As Tehran’s middle-classes became increasingly secular in the 1990s, addressing this crisis offered the Ayatollahs a putative opportunity to claw back support. At the turn of the millennium, the first metro stations in Tehran were opened up. Much like Stalin’s Moscow metro, Tehran’s subway has also become a venue for mass indoctrination, filled to the brim with regime propaganda aimed at the captive audience of commuters.
For the regime’s clerical overlords, Ghalibaf’s subterranean construction frenzy may have had another upside. Iran’s leadership may have abused it as cover to build a tunnel city for themselves – perhaps in preparation for the nuclear Armageddon that the Mullah regime dreams of inflicting on Israel and the US. According to media reports, it is “not at all unlikely” that workers who thought they were building metro tunnels for the municipality were in fact unwittingly duped into also constructing the Ayatollahs’ bunkers.
The most defining legacy of Ghalibaf’s time as mayor of Tehran is neither the skyline, nor what lies beneath the ground, however. It is the “extremely supportive” pro-business, pro-development environment he created as mayor – even if this irked critics uncomfortable with the pace of capitalist urban renewal. As a result of Ghalibaf’s embrace of urban growth, numerous malls were created in Tehran, securing billions of dollars of private-sector investment for Iran’s capital, as well as much-needed additional tax income for the city administration. The city council’s locally-generated tax revenue, as a proportion of its gross revenue, doubled during Ghalibaf’s tenure in office. This reduced dependence on grant funding from the regime’s oil-price-dependent central budget. Precisely at this time, allegations of corruption within Tehran municipality started to be openly discussed by semi-official Iranian media. Regardless of their substance, it’s difficult to escape the impression that the prominent coverage given to these accusations may have been a form of institutional blowback: Sour grapes from other factions within the regime who felt threatened by the capital city’s growing financial autonomy and visible prosperity.
This may seem mundane – until one appreciates the scale and nature of what was constructed by the private sector.
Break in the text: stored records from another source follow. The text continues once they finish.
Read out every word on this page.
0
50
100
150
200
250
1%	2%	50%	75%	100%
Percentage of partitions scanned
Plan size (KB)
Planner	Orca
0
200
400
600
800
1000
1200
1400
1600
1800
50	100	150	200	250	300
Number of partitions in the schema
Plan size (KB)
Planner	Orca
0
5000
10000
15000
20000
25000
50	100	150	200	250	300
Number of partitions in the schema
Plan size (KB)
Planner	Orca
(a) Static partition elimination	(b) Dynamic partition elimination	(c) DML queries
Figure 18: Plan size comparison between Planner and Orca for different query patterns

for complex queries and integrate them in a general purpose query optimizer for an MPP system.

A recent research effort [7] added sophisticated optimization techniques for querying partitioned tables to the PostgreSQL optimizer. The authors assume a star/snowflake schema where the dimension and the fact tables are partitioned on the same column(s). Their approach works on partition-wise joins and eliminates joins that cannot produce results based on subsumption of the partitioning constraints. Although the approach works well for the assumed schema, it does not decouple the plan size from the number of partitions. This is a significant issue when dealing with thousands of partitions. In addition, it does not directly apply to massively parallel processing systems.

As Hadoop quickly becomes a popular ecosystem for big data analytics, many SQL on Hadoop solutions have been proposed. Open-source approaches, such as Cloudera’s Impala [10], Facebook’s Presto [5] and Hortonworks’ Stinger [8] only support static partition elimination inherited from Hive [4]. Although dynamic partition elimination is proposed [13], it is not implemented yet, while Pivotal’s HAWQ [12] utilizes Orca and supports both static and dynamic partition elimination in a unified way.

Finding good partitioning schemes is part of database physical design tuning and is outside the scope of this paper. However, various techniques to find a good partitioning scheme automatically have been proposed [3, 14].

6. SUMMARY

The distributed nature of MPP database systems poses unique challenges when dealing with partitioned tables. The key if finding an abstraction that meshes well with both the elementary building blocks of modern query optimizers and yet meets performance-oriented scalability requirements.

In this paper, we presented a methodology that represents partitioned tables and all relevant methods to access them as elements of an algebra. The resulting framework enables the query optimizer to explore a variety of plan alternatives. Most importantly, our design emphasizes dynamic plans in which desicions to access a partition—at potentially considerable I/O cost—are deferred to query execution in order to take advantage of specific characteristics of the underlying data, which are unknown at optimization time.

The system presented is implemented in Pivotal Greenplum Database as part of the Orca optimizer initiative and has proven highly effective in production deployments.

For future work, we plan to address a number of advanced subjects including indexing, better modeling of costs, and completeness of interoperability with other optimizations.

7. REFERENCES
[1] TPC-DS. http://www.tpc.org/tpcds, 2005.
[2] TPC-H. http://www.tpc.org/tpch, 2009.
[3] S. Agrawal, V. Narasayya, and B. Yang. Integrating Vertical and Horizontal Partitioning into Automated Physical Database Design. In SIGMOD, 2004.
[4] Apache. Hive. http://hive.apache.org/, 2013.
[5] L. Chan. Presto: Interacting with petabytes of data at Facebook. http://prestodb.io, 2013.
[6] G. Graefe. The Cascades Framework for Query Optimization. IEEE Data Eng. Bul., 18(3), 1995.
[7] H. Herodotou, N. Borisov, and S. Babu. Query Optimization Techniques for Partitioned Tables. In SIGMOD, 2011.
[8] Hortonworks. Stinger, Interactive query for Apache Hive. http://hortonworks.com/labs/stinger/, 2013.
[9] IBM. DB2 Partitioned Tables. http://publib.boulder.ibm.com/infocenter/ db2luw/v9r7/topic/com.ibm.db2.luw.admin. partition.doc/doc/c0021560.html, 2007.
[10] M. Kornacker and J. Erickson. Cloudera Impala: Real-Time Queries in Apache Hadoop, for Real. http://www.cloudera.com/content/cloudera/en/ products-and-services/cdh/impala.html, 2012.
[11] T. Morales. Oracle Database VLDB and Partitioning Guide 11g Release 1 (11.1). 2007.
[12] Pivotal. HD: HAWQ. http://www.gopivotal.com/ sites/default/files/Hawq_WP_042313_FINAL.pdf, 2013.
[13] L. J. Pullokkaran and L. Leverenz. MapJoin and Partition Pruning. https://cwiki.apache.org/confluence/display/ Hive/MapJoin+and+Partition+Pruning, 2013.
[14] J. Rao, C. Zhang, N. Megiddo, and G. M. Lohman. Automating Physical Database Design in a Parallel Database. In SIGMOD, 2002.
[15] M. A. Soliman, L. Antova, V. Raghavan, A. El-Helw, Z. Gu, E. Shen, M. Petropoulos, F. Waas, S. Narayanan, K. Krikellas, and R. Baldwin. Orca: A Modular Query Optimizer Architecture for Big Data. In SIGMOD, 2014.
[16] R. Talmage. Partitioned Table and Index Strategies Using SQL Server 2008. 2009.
Iran Mall, the construction of which reportedly began in 2011 when Ghalibaf was mayor, is now the biggest shopping centre in the world. Featuring a stunning, publicly-accessible, open-plan library furnished with intricately-carved wood elements, and stalactite-vaulted, marble-floored halls, it may also be one of the most beautiful contemporary buildings in the world.
Every dynasty of rulers in Iran has produced its own distinct, architectural masterpiece: Be it the Marble Palace of the Pahlavis, the Shirazi Pink Mosque of the Qajars, or the Kalat Mausoleum of the Afsharids. When Iranians, few decades from now, look back at the dark times of the clerical regime, Iran Mall may come to be seen as the one work of transcendent beauty from that painful epoch. By the Ayatollahs’ logic of dour fanaticism, it is easy to dismiss the metapolitical value of allowing money to be spent on such artful constructions. When a mayor from deep inside the regime does so nonetheless, it shows that he is capable of perceiving a richer political reality, beyond the rigid, colourless confines of the regime’s groupthink.
In light of this, it is easy to see why Trump, himself a real estate developer by vocation, might find dealing with Ghalibaf enticing. This is exactly where the danger lies. No doubt, Ghalibaf brings to the table perceptive nuance, managerial competence and economic vision of a kind which no one else in the regime possesses. However, there is also no indication that he is using these extraordinary talents for anything other than the task of loyally working to uphold and renew the fanatical regime he is part of. Yes, he is undoubtedly ambitious. But this ambition appears to be situated firmly within the regime’s framework of political imperatives.
The Iranian-American writer Sohrab Ahmari has called the Mullah regime, in its current form, a “ghost regime”: stuck in the past, incapable of reviving its authority, constantly teetering on the verge of economic collapse. If the war ends in a negotiated deal that leaves Mohammad Bagher Ghalibaf in charge of affairs in Iran, things may not remain that way for long. Far from dismantling the crumbling regime, an innovative ‘master builder’ like Mohammad Bagher Ghalibaf might have the wherewithal to resurrect it. Is that really a risk Western policymakers can afford to take?